Selten finden wir Kriminalromane, die in der Schweiz spielen. «Wachtmeister Studer» ist einer davon. Glauser versteht es, den Schweizer Dialekt mit der deutschen Sprache des Romans zu verbinden, dass der Leser dem Autor, die schweizerische Umgebung sofort abnimmt. Auch Gerzenstein, das verschlafene Dorf im Kanton Bern verstärkt die echte wirkende Atmosphäre der Geschichte. Friedrich Glauser hat mit «Wachtmeister Studer» einen Roman mit wesentlichem sozialen Gehalt geschaffen. Die Durchleuchtung des typisch schweizerischen Dorfs Gerzenstein mit seinen unmitteilsamen Bewohnern, ist eine für die 30er Jahre sehr heftige Kritik an der Schweiz. Das Buch ist ein Spiegel seiner Zeit, dass ohne Schmeichelei und ohne Hass das Bild dem Leser offenlegt.

Auch Anspielungen auf das Polizeisystem zeigen den kritischen Geist des Romans. Die Kunst Personen glaubhaft zu Charakterisieren beherrscht Glauser zweifelsohne. Neben den Bewohnern von Gerzenstein ist Wachtmeister Studer eine hervorragend beschriebene Charaktere, die man im Laufe des Romans gut kennenlernt. So kann man sagen, Wachtmeister Studer ist ein Berner Fahnder, ein grosser Mann in grauem Flanell unter dem weiten Regenmantel, ein Filzhut auf dem Schädel, ein Brissago - Raucher.
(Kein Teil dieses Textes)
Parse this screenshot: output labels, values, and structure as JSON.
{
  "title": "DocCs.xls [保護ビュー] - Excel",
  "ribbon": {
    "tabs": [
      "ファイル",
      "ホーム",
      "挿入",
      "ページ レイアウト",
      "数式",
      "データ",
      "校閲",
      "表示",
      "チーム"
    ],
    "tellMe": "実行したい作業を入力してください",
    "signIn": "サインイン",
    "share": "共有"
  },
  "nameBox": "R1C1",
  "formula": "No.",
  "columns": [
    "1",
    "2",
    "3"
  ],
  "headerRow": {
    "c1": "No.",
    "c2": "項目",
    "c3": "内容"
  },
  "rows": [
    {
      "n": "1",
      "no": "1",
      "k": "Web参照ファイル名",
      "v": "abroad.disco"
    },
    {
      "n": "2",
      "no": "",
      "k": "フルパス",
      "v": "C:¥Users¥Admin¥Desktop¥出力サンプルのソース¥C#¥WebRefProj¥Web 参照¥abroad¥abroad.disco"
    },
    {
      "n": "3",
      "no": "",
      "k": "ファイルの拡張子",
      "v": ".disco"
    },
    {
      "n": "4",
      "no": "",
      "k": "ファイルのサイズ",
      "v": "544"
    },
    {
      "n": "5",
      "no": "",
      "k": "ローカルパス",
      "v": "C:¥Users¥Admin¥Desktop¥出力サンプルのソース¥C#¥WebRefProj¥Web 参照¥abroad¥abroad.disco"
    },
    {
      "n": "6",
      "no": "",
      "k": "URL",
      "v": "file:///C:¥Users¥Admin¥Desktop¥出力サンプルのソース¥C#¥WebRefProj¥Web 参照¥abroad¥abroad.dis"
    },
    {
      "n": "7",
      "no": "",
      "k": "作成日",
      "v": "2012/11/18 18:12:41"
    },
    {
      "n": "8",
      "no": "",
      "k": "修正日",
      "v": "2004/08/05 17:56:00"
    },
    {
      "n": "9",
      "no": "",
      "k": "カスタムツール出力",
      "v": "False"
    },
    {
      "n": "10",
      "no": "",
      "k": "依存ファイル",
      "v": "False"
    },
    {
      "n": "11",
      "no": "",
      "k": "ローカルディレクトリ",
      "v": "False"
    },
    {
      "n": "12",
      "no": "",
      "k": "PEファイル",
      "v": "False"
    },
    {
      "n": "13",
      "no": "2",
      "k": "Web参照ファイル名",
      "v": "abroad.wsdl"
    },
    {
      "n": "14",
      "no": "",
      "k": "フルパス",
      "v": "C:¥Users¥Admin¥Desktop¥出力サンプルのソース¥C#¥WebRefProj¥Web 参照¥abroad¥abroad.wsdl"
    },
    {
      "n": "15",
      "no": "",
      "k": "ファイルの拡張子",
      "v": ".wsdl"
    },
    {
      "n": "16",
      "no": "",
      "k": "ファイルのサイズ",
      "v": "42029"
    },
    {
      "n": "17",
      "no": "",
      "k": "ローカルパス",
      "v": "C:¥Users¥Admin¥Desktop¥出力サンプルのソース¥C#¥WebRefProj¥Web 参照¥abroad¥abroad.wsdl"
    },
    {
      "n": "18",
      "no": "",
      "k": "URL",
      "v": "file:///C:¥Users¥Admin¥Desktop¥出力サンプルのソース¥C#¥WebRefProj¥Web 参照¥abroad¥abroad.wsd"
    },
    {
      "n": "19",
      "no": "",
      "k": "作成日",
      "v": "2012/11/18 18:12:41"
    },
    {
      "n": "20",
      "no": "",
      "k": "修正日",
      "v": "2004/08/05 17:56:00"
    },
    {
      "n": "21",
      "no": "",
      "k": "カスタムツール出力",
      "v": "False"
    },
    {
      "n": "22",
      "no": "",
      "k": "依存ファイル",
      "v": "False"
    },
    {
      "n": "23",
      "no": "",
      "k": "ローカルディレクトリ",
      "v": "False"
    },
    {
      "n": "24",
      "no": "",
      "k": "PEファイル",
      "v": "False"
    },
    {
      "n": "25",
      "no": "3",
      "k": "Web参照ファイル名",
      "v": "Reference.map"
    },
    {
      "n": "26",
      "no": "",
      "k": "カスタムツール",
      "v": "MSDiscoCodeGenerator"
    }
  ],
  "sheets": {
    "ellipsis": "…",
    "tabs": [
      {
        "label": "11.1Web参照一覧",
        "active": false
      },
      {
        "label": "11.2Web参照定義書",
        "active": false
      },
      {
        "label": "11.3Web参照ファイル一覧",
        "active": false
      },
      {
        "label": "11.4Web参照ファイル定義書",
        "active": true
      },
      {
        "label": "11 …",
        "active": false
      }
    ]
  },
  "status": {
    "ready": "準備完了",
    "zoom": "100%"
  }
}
Ein Mann der geduldig zuhören kann, beharrlich ist, stur. Der Studer verurteilt nicht. Er hat Verständnis für die Gestrauchelten, die »armen Hunde«. Studer ist der Gegenentwurf zum übermächtig strengen Vater Friedrich Glausers.

Studer selbst war mit seinem Roman ganz und gar nicht zufrieden. So schreibt er 1936 an einen gewissen Kleiber:

„ Ich komme so langsam dahinter, wie schwer es ist, einen passablen Kriminalroman zu schreiben - und sie tun mir viel Ehre an, den >Studer< zu goûtieren. Wie schlecht konstruiert ist er - ich bemerke es voll Scham, jetzt wo ich ihn gedruckt wieder gelesen habe. Ich habe gemeint, dass man mit ein paar gelungenen Details einen Roman auf die Beine stellen könne. Das stimmt nich, leider gar nicht. Und wenn den Leuten das Buch gefällt, so lassen sie sich bluffen, weiter nichts. Das ist, was ich in Selbsterkenntnis und Selbstkritik festgestellt habe - und darum macht mir die Umarbeitung des zweiten Studerromans soviel Mühe. Ich möchte die Fehler des ersten Buches vermeiden.“

Trotz der schlechten Selbstkritik sind die Bücher von Friedrich Glauser, insbesondere seine Studer - Romane, sehr zu empfehlen. Neben seiner, von den Buchkritikern vielgerühmten Art in seinen Romanen zu kritisieren, trumpft Glauser mit detailreichen Erzählungen, unerwarteten Wendungen der Geschichte und einem klaren Faden durch die ganze Geschichte auf.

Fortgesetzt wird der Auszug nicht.